Some cities in LA County, including Bell Gardens, protect residents from excessive rent hikes by a Rent Stabilization Ordinance and relocation assistance programs–but not all residents are aware, and protections vary among nearby cities. In addition to the protections in their cities, workshop attendees asked about protections for mobile homes.
“Your housing rights in a mobile home depend largely on whether you own the mobile home and rent the lot, or whether you rent both the mobile home and the lot,” said Stay Housed LA attorney Natalie Knott of Legal Aid Foundation of Los Angeles. “But you do have protections, and you should seek out Stay Housed LA for help.
SHLA members are helping multiple communities of renters organize, take action and avoid eviction in the Southeast cities. In Cudahy, 90 families residing in a mobile home park received invalid termination notices for a compliance issue. The City of Cudahy has policy protections to keep them housed and SHLA is working to help them. SHLA is helping a group of Paramount mobile home residents who recently received notices of monthly rent increases of up to $500, to push that city to establish a Rent Stabilization Ordinance. The City of Bell owns land where residents have rented space for mobile homes they own for more than 20 years. SHLA is helping residents understand their rights as the city considers displacing the mobile home residents and redeveloping the land.
SHLA is a partnership between Los Angeles County and the City of Los Angeles with nearly 30 non-profit law firms and community-based organizations. As costs-of-living skyrocket, family budgets tighten and the LA housing crisis persists, renters across LA County can access help from Stay Housed LA to understand their rights and the resources available to protect them from illegal evictions and rent hikes. Renters can access help at www.stayhousedla.org.

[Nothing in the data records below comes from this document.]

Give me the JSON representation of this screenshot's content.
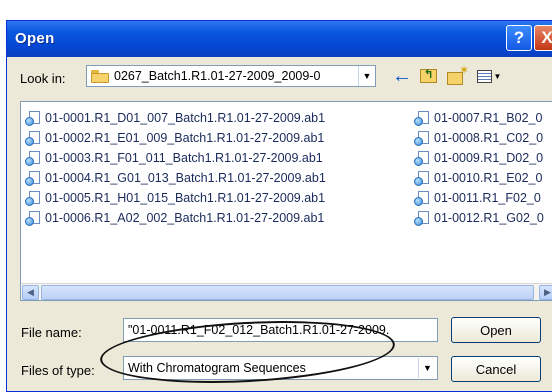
{
  "window": {
    "title": "Open"
  },
  "title_buttons": {
    "help": "?",
    "close": "X"
  },
  "toolbar": {
    "look_in_label": "Look in:",
    "look_in_value": "0267_Batch1.R1.01-27-2009_2009-0",
    "back_icon": "back-arrow-icon",
    "up_icon": "up-one-level-icon",
    "new_folder_icon": "new-folder-icon",
    "view_icon": "view-menu-icon"
  },
  "files": {
    "column1": [
      "01-0001.R1_D01_007_Batch1.R1.01-27-2009.ab1",
      "01-0002.R1_E01_009_Batch1.R1.01-27-2009.ab1",
      "01-0003.R1_F01_011_Batch1.R1.01-27-2009.ab1",
      "01-0004.R1_G01_013_Batch1.R1.01-27-2009.ab1",
      "01-0005.R1_H01_015_Batch1.R1.01-27-2009.ab1",
      "01-0006.R1_A02_002_Batch1.R1.01-27-2009.ab1"
    ],
    "column2": [
      "01-0007.R1_B02_0",
      "01-0008.R1_C02_0",
      "01-0009.R1_D02_0",
      "01-0010.R1_E02_0",
      "01-0011.R1_F02_0",
      "01-0012.R1_G02_0"
    ]
  },
  "fields": {
    "file_name_label": "File name:",
    "file_name_value": "\"01-0011.R1_F02_012_Batch1.R1.01-27-2009.",
    "files_of_type_label": "Files of type:",
    "files_of_type_value": "With Chromatogram Sequences"
  },
  "buttons": {
    "open": "Open",
    "cancel": "Cancel"
  },
  "colors": {
    "titlebar": "#0a58e0",
    "dialog_bg": "#ece9d8",
    "annotation": "#111111"
  }
}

Over the past five years, SHLA has supported more than 30,000 tenants with legal services, represented 10,000 tenants in court—with a 90% success rate—and educated and empowered 2.3 million renters about their rights through phone calls, texts, door-to-door outreach, and workshops like the upcoming event.
SHLA is made possible in part by the work of the Right to Counsel coalition. As the federal funds supporting this work in L.A. County runs out, an allocation of Measure A funding from the Los Angeles County Affordable Housing Solutions Authority (LACAHSA) will be necessary to help tenants access legal support and resources to stay in their homes.